Ангел обернулся и посмотрел в зал. Как будто пересчитывал хлопающих. Его лицо сейчас никому не казалось нежным и добрым. А может, это лишь привиделось Федору.
– Ну, как концерт? – подбежал к начальству Толмачев.
– Отлично, – сказал мэр.
– Наши обязательства остаются в силе, – добавила чиновница.
Уже садясь в персональную «Волгу», мэр сказал Толмачеву:
– А этому парнишке, конферансье, нужен психолог. Или даже психиатр. Займитесь, пожалуйста.
– Займемся, – заверил Николай Петрович. «Какой психиатр? Его посадят скорее, там и найдут психиатра. Если, конечно, еще до посадки не прикончат». Толмачев прекрасно отдавал отчет в том, с каким контингентом имеет дело.
Перед отбоем Федор услышал всхлипы и странные хлопки из спальни мальчиков. Он мотнулся туда.
Хорь сильно бил Ваську по щекам. Голова пацана болталась из стороны в сторону, но тот даже не пытался сбежать или сопротивляться.
Ангел считал удары.
– Прекратить, сволочь! – заорал Федор. Хорь посмотрел на Ангела, ожидая инструкций.
– Чем вы недовольны, Федор Сергеевич? – учтиво спросил Ангел. – Не понравился концерт?
– Отпусти пацана!
– Нельзя, – Хорь снова сильно ударил Ваську по лицу. – Он сфальшивил.
– Урою обоих, б…и! – теряя рассудок, просипел Федор. Если бы они не прекратили экзекуцию, он бы кинулся на них. Но они прекратили.
– Не понимаю, – задумчиво сказал Ангел. – Я всего лишь выполняю наше соглашение.
– Значит, так, ублюдок. Слушай сюда. – Теперь это был совсем другой Федор, чем десять минут назад. – Порядки здесь буду устанавливать я. Понятно излагаю?
– Понятно-то понятно, – протянул Ангел. Он внимательно наблюдал за собеседником и понял, что вспышка ярости прошла. – Да не много ли на себя берете?
– Нормально беру, Ангел. Я всегда беру на себя столько, сколько гарантированно вывезу. Ты меня понял?
– Я-то понял, – улыбнулся Ангел. – Да вот поймут ли другие… – Последнее слово он оставил за собой, но всем присутствующим, жадно ловившим каждое слово, стало ясно, что над абсолютной властью этого странного тирана впервые нависла конкретная опасность.

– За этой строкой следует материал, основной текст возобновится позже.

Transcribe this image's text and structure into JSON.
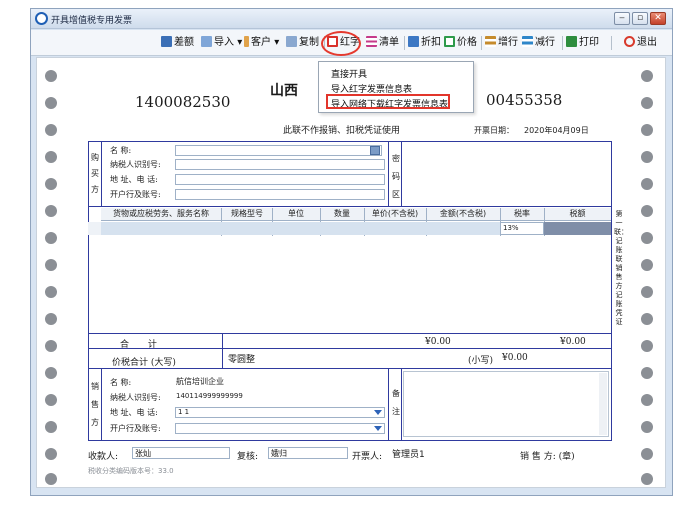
{
  "window": {
    "title": "开具增值税专用发票",
    "icon": "app-icon"
  },
  "toolbar": {
    "items": [
      {
        "id": "cha-e",
        "label": "差额",
        "icon": "calculator-icon",
        "color": "#3b6fb6"
      },
      {
        "id": "daoru",
        "label": "导入",
        "icon": "import-icon",
        "color": "#4a7fc1",
        "dropdown": "▾"
      },
      {
        "id": "kehu",
        "label": "客户",
        "icon": "customer-icon",
        "color": "#d08b2c",
        "dropdown": "▾"
      },
      {
        "id": "fuzhi",
        "label": "复制",
        "icon": "copy-icon",
        "color": "#5a7fb0"
      },
      {
        "id": "hongzi",
        "label": "红字",
        "icon": "red-invoice-icon",
        "color": "#d9302a"
      },
      {
        "id": "qingdan",
        "label": "清单",
        "icon": "list-icon",
        "color": "#c53a8a"
      },
      {
        "id": "zhekou",
        "label": "折扣",
        "icon": "discount-icon",
        "color": "#3d78c4"
      },
      {
        "id": "jiage",
        "label": "价格",
        "icon": "price-icon",
        "color": "#2d9a4a"
      },
      {
        "id": "zenghang",
        "label": "增行",
        "icon": "add-row-icon",
        "color": "#c58b2d"
      },
      {
        "id": "jianhang",
        "label": "减行",
        "icon": "remove-row-icon",
        "color": "#2e86c9"
      },
      {
        "id": "dayin",
        "label": "打印",
        "icon": "printer-icon",
        "color": "#2e8d3e"
      },
      {
        "id": "tuichu",
        "label": "退出",
        "icon": "power-icon",
        "color": "#d83a2c"
      }
    ]
  },
  "dropdown_menu": {
    "items": [
      {
        "label": "直接开具",
        "highlighted": false
      },
      {
        "label": "导入红字发票信息表",
        "highlighted": false
      },
      {
        "label": "导入网络下载红字发票信息表",
        "highlighted": true
      }
    ],
    "highlight_color": "#e2352b"
  },
  "invoice": {
    "code": "1400082530",
    "title_partial": "山西",
    "number": "00455358",
    "notice": "此联不作报销、扣税凭证使用",
    "date_label": "开票日期：",
    "date_value": "2020年04月09日",
    "buyer": {
      "section_label": "购买方",
      "name_label": "名 称:",
      "tax_id_label": "纳税人识别号:",
      "address_label": "地 址、电 话:",
      "bank_label": "开户行及账号:",
      "password_label": "密码区"
    },
    "table": {
      "headers": [
        "货物或应税劳务、服务名称",
        "规格型号",
        "单位",
        "数量",
        "单价(不含税)",
        "金额(不含税)",
        "税率",
        "税额"
      ],
      "row1_tax_rate": "13%"
    },
    "totals": {
      "label": "合 计",
      "amount": "¥0.00",
      "tax": "¥0.00"
    },
    "total_with_tax": {
      "label": "价税合计 (大写)",
      "upper_value": "零圆整",
      "lower_label": "(小写)",
      "lower_value": "¥0.00"
    },
    "seller": {
      "section_label": "销售方",
      "name_label": "名 称:",
      "name_value": "航信培训企业",
      "tax_id_label": "纳税人识别号:",
      "tax_id_value": "140114999999999",
      "address_label": "地 址、电 话:",
      "address_value": "1 1",
      "bank_label": "开户行及账号:",
      "remarks_label": "备注"
    },
    "side_label": "第一联：记账联 销售方记账凭证",
    "footer": {
      "payee_label": "收款人:",
      "payee_value": "张灿",
      "reviewer_label": "复核:",
      "reviewer_value": "娥归",
      "issuer_label": "开票人:",
      "issuer_value": "管理员1",
      "seller_label": "销 售 方: (章)",
      "version_text": "税收分类编码版本号：33.0"
    }
  }
}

Ольга стояла в коридорчике, ни разу за время ссоры не заглянув в комнату. Она слышала каждое слово, живо представляя себе происходящее.
Ольга улыбалась.
3
Потекла неспешная лагерная жизнь. Никаких экспромтов, никаких эксцессов. Во всем чувствовалась рука многоопытного шестнадцатилетнего руководителя.
Ангел сделал выводы и на рожон не лез, во всяком случае, открытых избиений заметно не было. Да ему и не нужно было прибегать к избиениям: авторитета и так хватало.

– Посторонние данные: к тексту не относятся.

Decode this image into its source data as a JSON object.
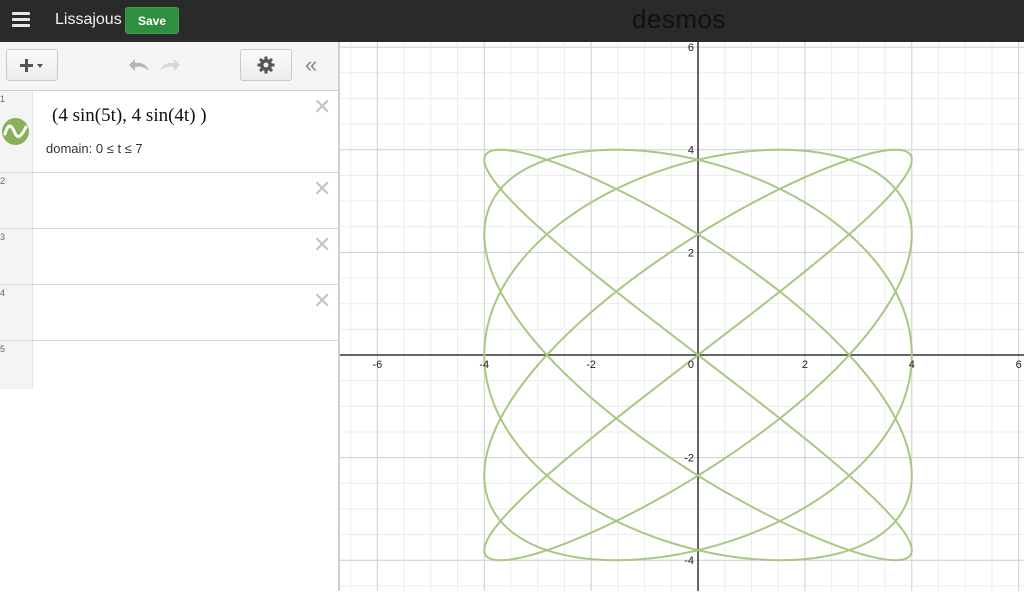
{
  "header": {
    "menu_icon": "hamburger-icon",
    "title": "Lissajous",
    "save_label": "Save",
    "brand": "desmos"
  },
  "toolbar": {
    "add_icon": "plus-icon",
    "undo_icon": "undo-icon",
    "redo_icon": "redo-icon",
    "settings_icon": "gear-icon",
    "collapse_icon": "double-chevron-left-icon"
  },
  "expressions": [
    {
      "number": "1",
      "latex": "(4 sin(5t), 4 sin(4t) )",
      "domain": "domain: 0 ≤ t ≤ 7",
      "color": "#8ab15a"
    },
    {
      "number": "2"
    },
    {
      "number": "3"
    },
    {
      "number": "4"
    },
    {
      "number": "5"
    }
  ],
  "graph": {
    "x_range": [
      -6.7,
      6.1
    ],
    "y_range": [
      -4.6,
      6.1
    ],
    "x_tick_labels": [
      "-6",
      "-4",
      "-2",
      "0",
      "2",
      "4",
      "6"
    ],
    "y_tick_labels": [
      "6",
      "4",
      "2",
      "-2",
      "-4"
    ],
    "curve": {
      "x_expr": "4 sin(5t)",
      "y_expr": "4 sin(4t)",
      "t_range": [
        0,
        7
      ],
      "color": "#a9c784"
    },
    "grid": true
  }
}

Кстати, Федор прекрасно понимал, что побитый Васька согласился бы еще на десять таких экзекуций – да что там, согласился бы, наверное, и с рукой расстаться! – лишь бы оказаться приближенным к Ангелу.
Но приближенных было всего двое: Хорь и Ольга. Первый был просто счастлив от такого расклада. По второй никогда ничего нельзя было понять. Красивое лицо с богатой мимикой жило как бы отдельно от мозга. Седых понял это буквально на третий день общения. И ужаснулся.

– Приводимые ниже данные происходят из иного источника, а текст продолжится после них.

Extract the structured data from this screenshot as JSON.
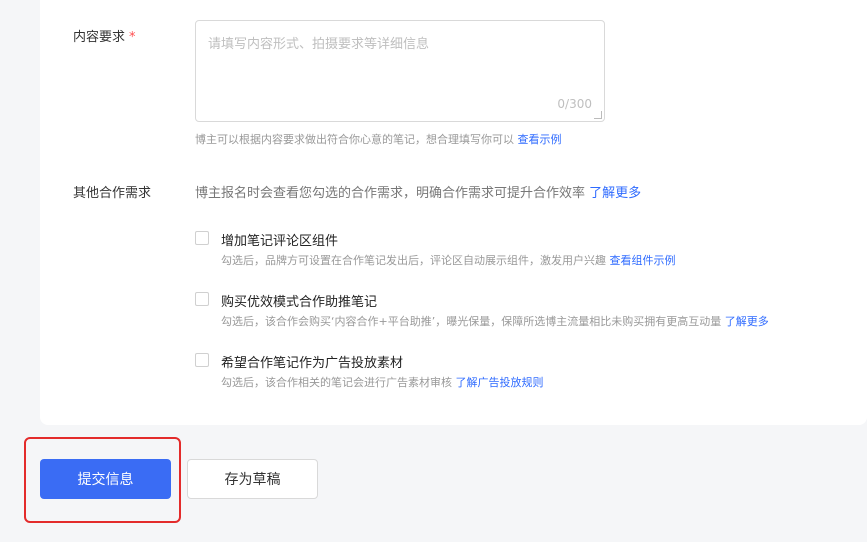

Девочек было две. Одна все время либо без умолку болтала, либо что-нибудь напевала и пританцовывала. Вторая холодно и отстраненно наблюдала за происходящим вокруг, и ее отношение к окружающей действительности даже опытному наблюдателю (каковым себя считал Федор) было неизвестно.
Неизвестным было даже ее отношение к Ангелу, подле которого она проводила большую часть времени.
Ангел же относился к ней ровно и мягко, как к младшей сестре. Впрочем, Федор насчет братских отношений не обольщался: по рассказам Мишки-опера, выходило, что Симаков и другим продавал свою «сестренку», и, наверное, сам ею пользовался. Хотя Мишке, ненавидевшему Ангела, тоже полностью верить нельзя.
Федор не стал мучиться в догадках. Его тип организации нервной деятельности был оптимальным. То, что нельзя сразу понять, откладывалось в дальний ящик для постепенного рассмотрения. Все должно разъясниться само, без ненужных усилий и лишней нервотрепки.
Потому что пока все было слишком неопределенно. Он даже не мог объяснить, как сам относится к Ангелу. Слишком уж быстро и часто это отношение менялось. От четкой ненависти, как в случае с Васькиным избиением, до почти дружеского участия, когда Ангел тепло улыбался при встречах или говорил то, что Федору было приятно слышать. Видимо, Ангелов тоже было два. Или даже больше.